Ce changement profond trouve son terreau très tôt. Des millions de jeunes adultes et d’enfants ont été « conformés » à une lecture du réel par le « marketing ». Insidieusement, lorsque chaque jour les individus sont confrontés aux manipulations des campagnes de publlicité ou aux communications d’influence djihadistes. Les cibles ne sont pas seulement, d’une certaine façon, fidélisées à une forme de feuilleton médiatique. Dès le plus jeune age, certains se voient inculquer une réaction : « Je veux ça », « l’autre est un potentiel danger/ennemi », « Je veux… » « Moi, je », « J’ai besoin de… », « j’ai peur de… », etc. Très jeunes donc, les publics ciblés par ces campagnes de communication d’influence développent un égoïsme ainsi qu’un égotisme latents. Les rôles des parents et plus largement de la société sont remis en cause à force de céder ou de laisser sans contre-feu, se diffuser une pensée nauséabonde. Se trouve ainsi favorisé très tôt chez l’enfant, mais aussi chez les adultes dissonants, l’apparition d’un repli égoïste fondé sur les envies, les « besoins » formatés ou les craintes induites. C’est ainsi un pan entier de la personnalité des individus qui se transforme à une vitesse incroyable. Cette transformation est favorisée par l’usage généralisé des resaux sociaux, provoquant un changement sociétal majeur.
Ces enfants et ces jeunes ou moins jeunes citoyens, deviennent les hommes que décrivait Adam Smith, célèbre économiste du XVIIIe siècle (« je désire donc je suis », l’Homo Economicus[1]). La portée de son analyse va cette fois-ci au-delà de l’économie.

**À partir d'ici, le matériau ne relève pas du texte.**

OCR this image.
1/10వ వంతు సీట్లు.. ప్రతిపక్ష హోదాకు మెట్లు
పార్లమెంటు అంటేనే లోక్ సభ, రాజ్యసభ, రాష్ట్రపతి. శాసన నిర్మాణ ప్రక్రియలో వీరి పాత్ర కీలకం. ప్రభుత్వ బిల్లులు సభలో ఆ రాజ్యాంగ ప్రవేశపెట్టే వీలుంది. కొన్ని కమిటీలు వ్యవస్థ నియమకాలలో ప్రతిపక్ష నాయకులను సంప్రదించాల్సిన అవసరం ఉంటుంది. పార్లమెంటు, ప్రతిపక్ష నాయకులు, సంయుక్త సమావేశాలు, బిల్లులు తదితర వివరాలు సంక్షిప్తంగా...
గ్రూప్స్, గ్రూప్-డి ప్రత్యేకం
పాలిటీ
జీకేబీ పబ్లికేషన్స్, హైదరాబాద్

Mais ce qui est plus grave, c’est qu’il y a un excès de soi, un narcissisme pervers véhiculé par les fragilisations et les dissonances portées par les messages d’influence. Une culture de la satisfaction personnelle, du « selfie » et de l’égo-trip se développe. Une culture où l’autre devient, au mieux, un concurrent potentiel, au pire un ennemi à abattre, tant il peut hypothétiquement nuire à l’élaboration de la réalité de l’individu ou de celle du groupe auquel il adhère. Ce changement sociétal peut être renforcé par une communication savamment ou brutalement orchestrée.

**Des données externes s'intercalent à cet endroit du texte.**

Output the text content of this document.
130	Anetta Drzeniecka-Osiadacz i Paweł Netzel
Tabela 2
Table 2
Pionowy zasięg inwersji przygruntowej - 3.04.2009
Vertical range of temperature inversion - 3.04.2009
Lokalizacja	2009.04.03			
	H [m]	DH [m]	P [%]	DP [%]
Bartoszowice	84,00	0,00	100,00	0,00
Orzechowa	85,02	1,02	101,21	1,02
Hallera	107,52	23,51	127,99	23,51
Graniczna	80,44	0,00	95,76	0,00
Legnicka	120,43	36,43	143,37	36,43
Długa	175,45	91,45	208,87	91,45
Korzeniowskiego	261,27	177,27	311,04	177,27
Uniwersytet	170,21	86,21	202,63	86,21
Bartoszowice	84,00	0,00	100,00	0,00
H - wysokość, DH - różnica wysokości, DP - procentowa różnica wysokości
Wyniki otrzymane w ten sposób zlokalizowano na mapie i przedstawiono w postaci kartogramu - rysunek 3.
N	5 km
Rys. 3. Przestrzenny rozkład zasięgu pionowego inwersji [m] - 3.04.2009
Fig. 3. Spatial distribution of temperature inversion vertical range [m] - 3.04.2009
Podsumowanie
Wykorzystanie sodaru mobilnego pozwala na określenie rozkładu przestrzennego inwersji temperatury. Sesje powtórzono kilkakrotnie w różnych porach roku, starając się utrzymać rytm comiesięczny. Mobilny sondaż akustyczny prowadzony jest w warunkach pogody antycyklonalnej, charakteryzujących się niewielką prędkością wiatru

Mais que se passe-t-il donc ? Quelles méthodes conscientes ou inconscientes sont mises en action pour oeuvrer à la rupture profonde interindividuelle et à l’effritement de nos sociétés ? L’une d’elle, dévastatrice, sournoise, trouve peut-être sa puissance dans une réflexion significative issue d’une pensée du milieu du XXe siècle.

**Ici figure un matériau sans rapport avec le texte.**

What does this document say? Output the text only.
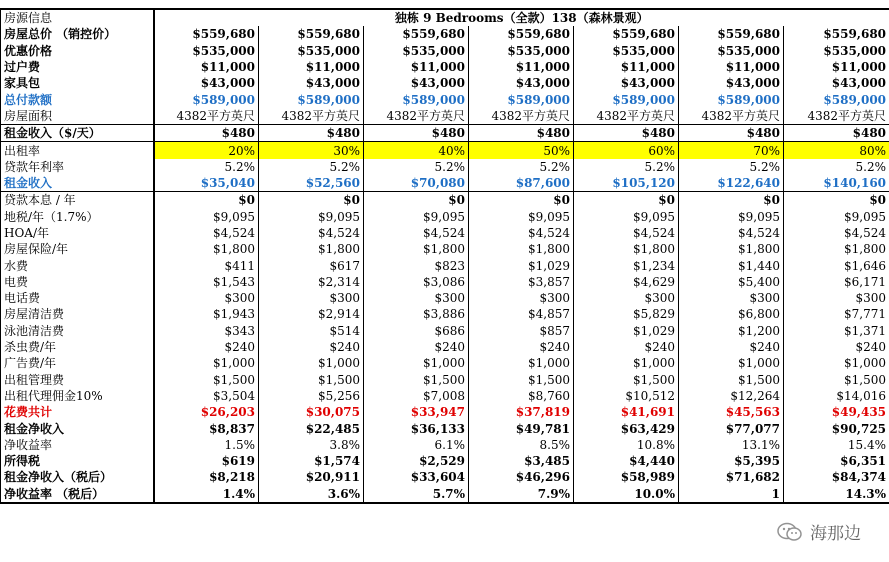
房源信息	独栋 9 Bedrooms（全款）138（森林景观）						
房屋总价 （销控价）	$559,680	$559,680	$559,680	$559,680	$559,680	$559,680	$559,680
优惠价格	$535,000	$535,000	$535,000	$535,000	$535,000	$535,000	$535,000
过户费	$11,000	$11,000	$11,000	$11,000	$11,000	$11,000	$11,000
家具包	$43,000	$43,000	$43,000	$43,000	$43,000	$43,000	$43,000
总付款额	$589,000	$589,000	$589,000	$589,000	$589,000	$589,000	$589,000
房屋面积	4382平方英尺	4382平方英尺	4382平方英尺	4382平方英尺	4382平方英尺	4382平方英尺	4382平方英尺
租金收入（$/天）	$480	$480	$480	$480	$480	$480	$480
出租率	20%	30%	40%	50%	60%	70%	80%
贷款年利率	5.2%	5.2%	5.2%	5.2%	5.2%	5.2%	5.2%
租金收入	$35,040	$52,560	$70,080	$87,600	$105,120	$122,640	$140,160
贷款本息 / 年	$0	$0	$0	$0	$0	$0	$0
地税/年（1.7%）	$9,095	$9,095	$9,095	$9,095	$9,095	$9,095	$9,095
HOA/年	$4,524	$4,524	$4,524	$4,524	$4,524	$4,524	$4,524
房屋保险/年	$1,800	$1,800	$1,800	$1,800	$1,800	$1,800	$1,800
水费	$411	$617	$823	$1,029	$1,234	$1,440	$1,646
电费	$1,543	$2,314	$3,086	$3,857	$4,629	$5,400	$6,171
电话费	$300	$300	$300	$300	$300	$300	$300
房屋清洁费	$1,943	$2,914	$3,886	$4,857	$5,829	$6,800	$7,771
泳池清洁费	$343	$514	$686	$857	$1,029	$1,200	$1,371
杀虫费/年	$240	$240	$240	$240	$240	$240	$240
广告费/年	$1,000	$1,000	$1,000	$1,000	$1,000	$1,000	$1,000
出租管理费	$1,500	$1,500	$1,500	$1,500	$1,500	$1,500	$1,500
出租代理佣金10%	$3,504	$5,256	$7,008	$8,760	$10,512	$12,264	$14,016
花费共计	$26,203	$30,075	$33,947	$37,819	$41,691	$45,563	$49,435
租金净收入	$8,837	$22,485	$36,133	$49,781	$63,429	$77,077	$90,725
净收益率	1.5%	3.8%	6.1%	8.5%	10.8%	13.1%	15.4%
所得税	$619	$1,574	$2,529	$3,485	$4,440	$5,395	$6,351
租金净收入（税后）	$8,218	$20,911	$33,604	$46,296	$58,989	$71,682	$84,374
净收益率 （税后）	1.4%	3.6%	5.7%	7.9%	10.0%	1	14.3%
海那边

Le précédent du IIIe Reich
Dans son ouvrage LTI. La langue du IIIe Reich[2], le philologue Victor Kemperer analyse la langue d’un groupe social qui est devenue la langue de tout un peuple. Il décrit comment,lors de l’arrivée des nazis au pouvoir en 1933, Goebbels, Hitler et Göring ont été les principaux forgerons d’un redoutable instrument idéologique qui a formaté une entreprise de mort dévastatrice.
Prenons le temps d’y réfléchir quelques instants tant les correspondances avec notre époque peuvent s’avérer troublantes et éclairantes à de multiples niveaux.
Accompagnant son ascension et sa prise de fonction, le pouvoir nazi a induit et composé un véritable travestissement de la parole du peuple allemand. En parodiant les abréviations du IIIe Reich, la LTI[3] était la langue d’un groupuscule qui, arrivé au pouvoir, l’a imposée à la société tout entière. Cette façon de s’exprimer voulue par les nazis, essentiellement déclamatoire, a supprimé les différences entre l’oral et l’écrit, le public et le privé, dans l’objectif stratégique de dissoudre l’individu dans la masse et de ne plus s’adresser qu’à celle-ci, à l’image de ceux qui, de nos jours, ne s’adressent plus qu’à l’oumma en lieu et place de l’individu-citoyen. L’objectif qu’entretenaient les propagandistes nazis fait écho de façon significative avec certaines communications d’influence contemporaines des djihadistes.
« Le hurlement remplace la parole, le cri se substitue au verbe. La langue n’est plus[4] ». Le pouvoir nazi a forgé relativement peu de mots, il a surtout modifié leur valeur et leur fréquence d’utilisation. Kemperer met plus précisément en évidence certaines caractéristiques de la LTI : elle fait un usage abondant des abréviations et favorise spontanément un style déclamatoire, de telle façon que le point d’exclamation devient inutile. Chaque phrase devient ainsi une oraison galvanisante drapée dans un excès linguistique et oratoire faisant dissoner l’auditoire[5]. Cette langue revalorise des mots originellement péjoratifs, comme l’adjectif « fanatique ». Elle crée quelques néologismes (« sous-humanité », « déjudaïser », « aryaniser », etc.). Elle encourage de plus l’ « euphémisme mensonger » et le superlatif. A l’image de la rhétorique djihadiste, la langue du IIIe Reich sert une propagande totalitaire.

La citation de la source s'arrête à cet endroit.